I received an email report on an incident on the EPCOT monorail line last weekend. No one was reported injured, but it certainly sounds like some hair-raising moments.
My sister and I were riding the monorail with my two nieces, who were on a stroller. It was around 9pm when on a turn, the monorail was leaning to the left side. It was so bad that the stroller went right to the door, even with the breaks on. Then it stopped for about 10-15 min. The stop was not sudden, it made a turn and started leaning towards the left side, it must have been at least 20 degrees of inclination, as it stopped. It was pretty obvious something serious was happening.
They did not say anything about what was happening. They just put the general “delay” message and said that it was going out of service after we get to the station. Then it started moving really slow and on another turn it leaned to the right side, and it stopped for a few minutes. Until we reached the station.
The monorail was heading toward the TTC from EPCOT and my sources say this is consistent with reports of an axle or suspension unit breaking on the monorail train. A very rare occurrence.
In related news, the same source says that a new Monorail color will soon hit the track. Monorail Maroon is the rebuilt monorail that includes the repaired nose and tail cones from the July accident. Supposedly there will also be an enhanced computer system for the train’s pilot.
In court papers, Disney has denied responsibility in that fatal July accident.

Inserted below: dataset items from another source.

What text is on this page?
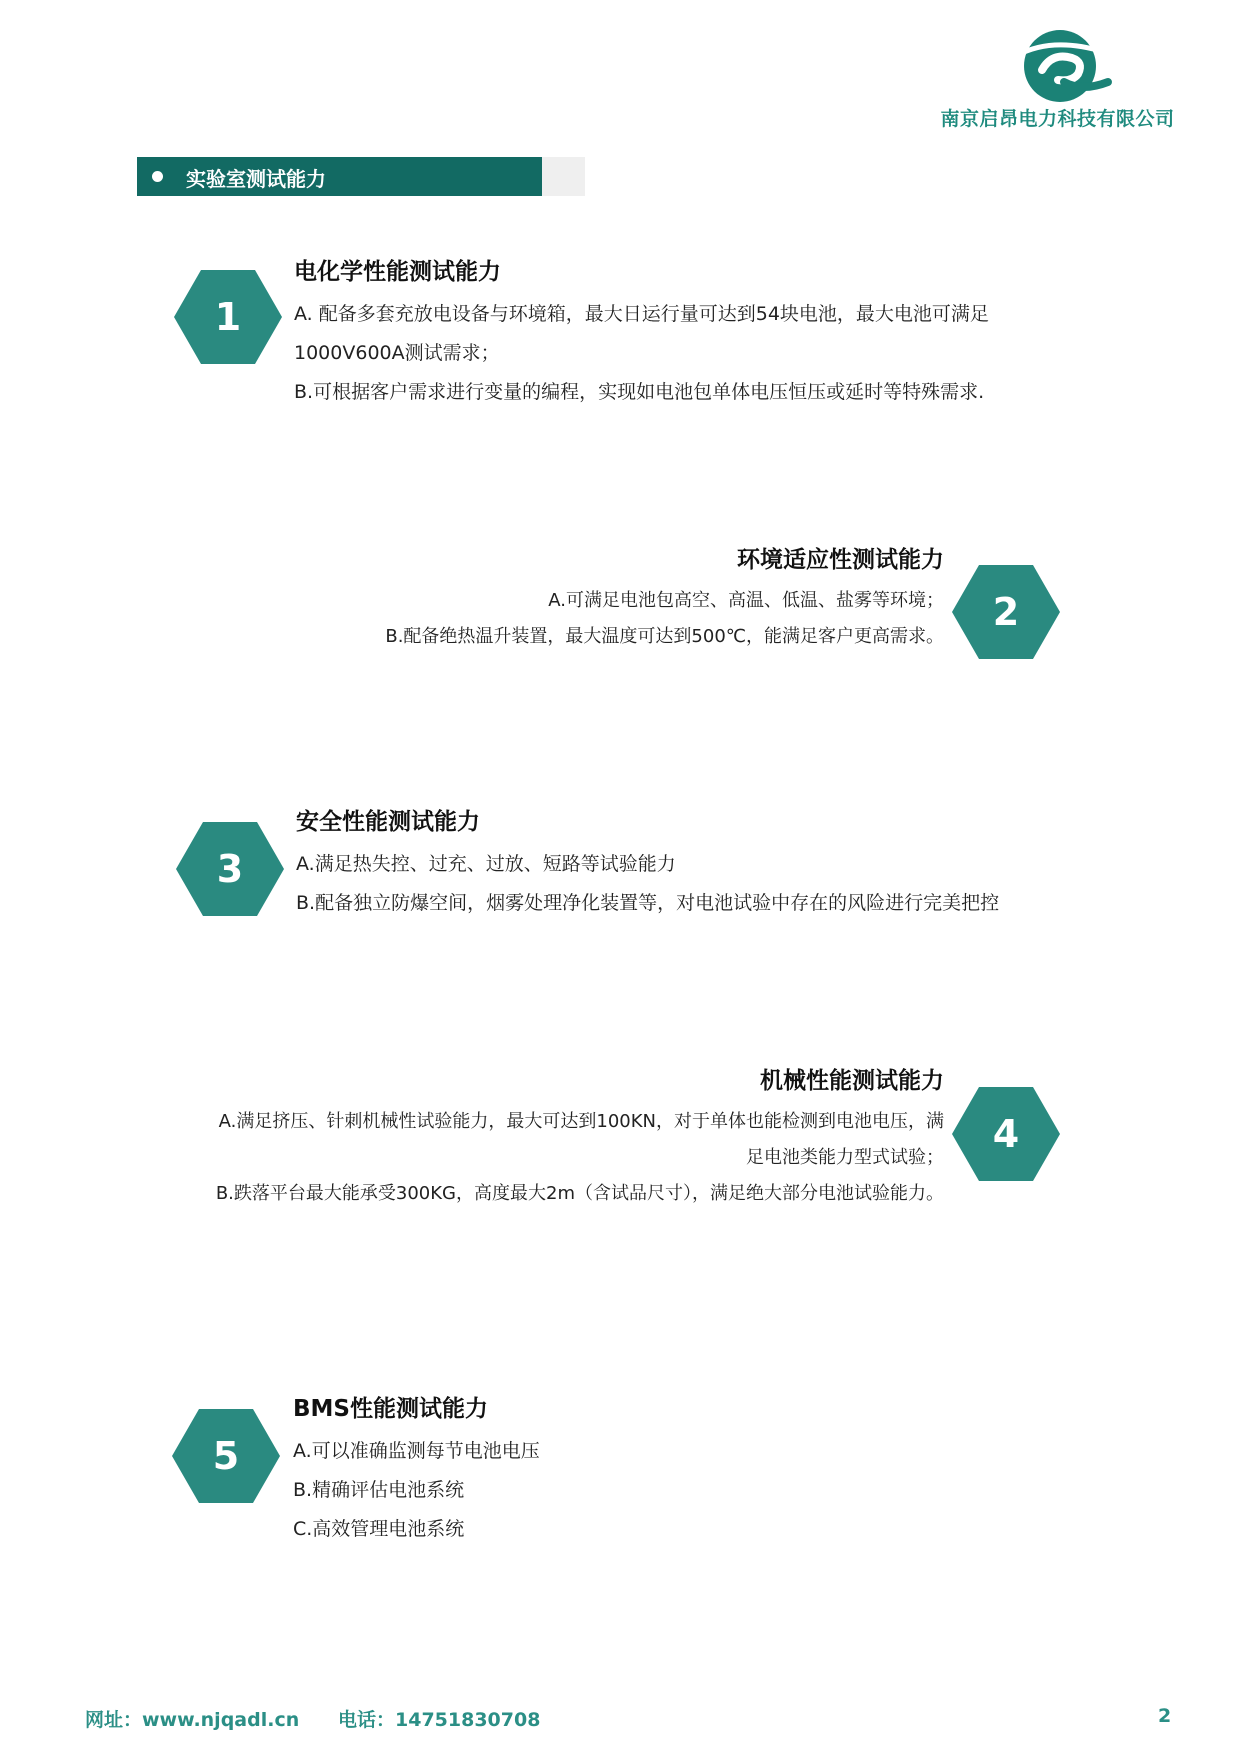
南京启昂电力科技有限公司
实验室测试能力
1
电化学性能测试能力

A. 配备多套充放电设备与环境箱，最大日运行量可达到54块电池，最大电池可满足

1000V600A测试需求；

B.可根据客户需求进行变量的编程，实现如电池包单体电压恒压或延时等特殊需求.

2
环境适应性测试能力

A.可满足电池包高空、高温、低温、盐雾等环境；

B.配备绝热温升装置，最大温度可达到500℃，能满足客户更高需求。

3
安全性能测试能力

A.满足热失控、过充、过放、短路等试验能力

B.配备独立防爆空间，烟雾处理净化装置等，对电池试验中存在的风险进行完美把控

4
机械性能测试能力

A.满足挤压、针刺机械性试验能力，最大可达到100KN，对于单体也能检测到电池电压，满

足电池类能力型式试验；

B.跌落平台最大能承受300KG，高度最大2m（含试品尺寸），满足绝大部分电池试验能力。

5
BMS性能测试能力

A.可以准确监测每节电池电压

B.精确评估电池系统

C.高效管理电池系统

网址：www.njqadl.cn 电话：14751830708	2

But the way I read the story, Disney isn’t denying that things went wrong, just that they shouldn’t be held responsible for the actions of their employees. Um, I think someone slept through business 101. Hopefully they’ll reach a settlement with the cast member’s family. That’s the right thing to do.
Finally, one more interesting detail about new safety procedures for the monorail system. If a resort line train misses the station in the Contemporary and has to back up, it first has to wait for an express line monorail to come through the station and clear the track for the resort line train to reverse into the station. It’s good that visual confirmation is being used here, but couldn’t they just send a hotel manager out onto the observation deck with a radio to give the all-clear? What happens if the express line is down and a resort train misses the station?